Critics of recent proposals to convert the Federal Aviation Administration’s Air Traffic Organization into a user-supported, user-governed non-profit corporation, continue to attack a phantom. They try to label what is being proposed as “privatization” of the air traffic system, knowing that’s a fighting word to most public employee unions and many Democrats. Yet, this sensible air traffic reform plan has the support of the union involved – the National Air Traffic Controllers Association (NATCA) – because they’ve seen technology, performance, and working conditions improve at air traffic control corporations in other countries.
In fact, the United States is the last major country that has not separated its air traffic control system from the government transport agency, taken it out of the government budget, and installed the government as the safety regulator at arm’s length from air traffic service delivery. The U.S. is also the only developed country that still funds air traffic control via annually appropriated taxes, rather than via customer charges.
Critics like Andrew Langer, writing recently in The Hill, and business jet organization National Business Aviation Association pretend that air traffic control reform is a plot by the four major airlines to take over the system for their own advantage. Airlines, however, are but one of the many stakeholder groups supporting this reform. In addition to airlines and the controllers’ union, NATCA, other supporters include former FAA Administrators Langhorne Bond and Allan McArtor; all three former heads of the Air Traffic Organization; former Department of Transportation secretaries Jim Burnley, Norm Mineta, and Mary Peters; the National Taxpayers Union; and transportation researchers from think tanks, including Brookings Institution, Cato Institute, Competitive Enterprise Institute, Heritage Foundation, Hudson Institute, and Reason Foundation.
These groups and leaders all agree that a tax-funded bureaucracy, financed out of unstable annual appropriations and subject to political micromanagement, is a failed model for a high-tech 21st-century service business.
Critics portray the proposed air traffic control corporation as either a government corporation (like Amtrak) or a government-sponsored entity like Fannie Mae. But that is incorrect. Supporters seek a federally chartered, private, nonprofit corporation similar to Nav Canada, which is widely judged the world’s best air traffic control provider.
Organizationally, the air traffic entity would be much like the federally chartered U.S. Red Cross and U.S. Olympic Committee. The governing board would be nominated by a carefully balanced set of aviation stakeholders representing airports, airlines, controllers, business aviation, and general aviation, plus the traveling public. Board members could not be employed by any aviation business or organization during their board terms and would owe a fiduciary duty to the corporation. This model has worked well for two decades in Canada.

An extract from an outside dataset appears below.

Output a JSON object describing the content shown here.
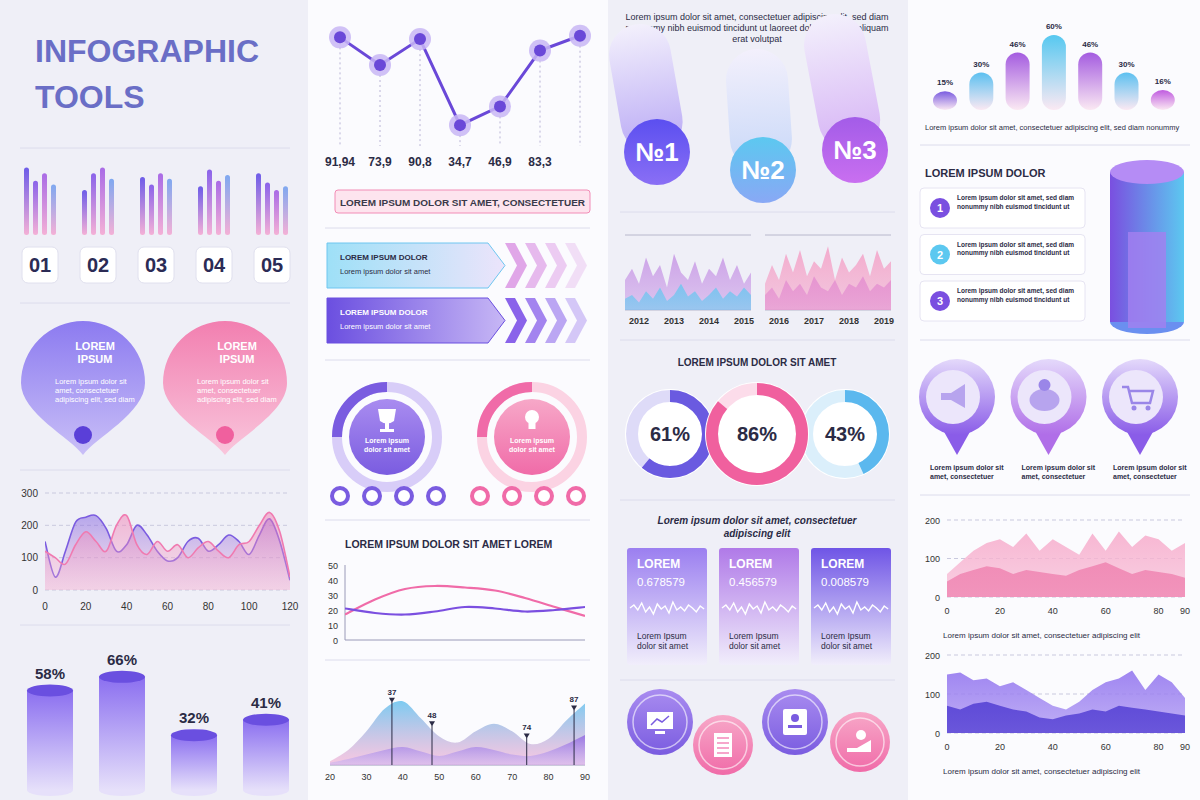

An especially bizarre claim made by opponents of reform is that the proposal would give the air traffic corporation the power to “tax” airspace users. That deliberately obscures the legal distinction between taxes and user fees. When Dulles Airport charges an airline company landing fees, is it taxing the airline? Of course not, just as people’s electric bills for the power they use are not taxes. This distinction holds whether the airport or electric utility is a public-sector or private-sector entity.
That stream of user fee revenues is how airports finance major capital improvements; they go to the bond market and issue revenue bonds, based on that predictable revenue stream from users. The same is true of air traffic control corporations like Nav Canada and its U.K. counterpart, NATS. Both have investment-grade bond ratings, due to their predictable revenue streams and prudent management.
The performance record of air traffic control corporations is very clear. Nav Canada, the world’s second largest, is much smaller than FAA. Other things being equal, a larger provider should have lower unit costs due to economies of scale. Yet Nav Canada is significantly more efficient than FAA, with an average cost per controlled flight hour of $335, compared with FAA’s $453. Nav Canada is also far ahead of FAA in implementing advanced technology, such as GPS flight tracking and digital messaging between pilots and controllers.
Instead of scare tactics that rely on falsely labeling air traffic reform as privatization, Congress and stakeholders should focus on the important issues – how much-needed technology upgrades can be paid for and implemented, how to improve oversight, how fair and reliable user fees should be set, and how to improve the safety and efficiency of air travel. The proposed Air Traffic Control Corporation is likely to have the best answers and results.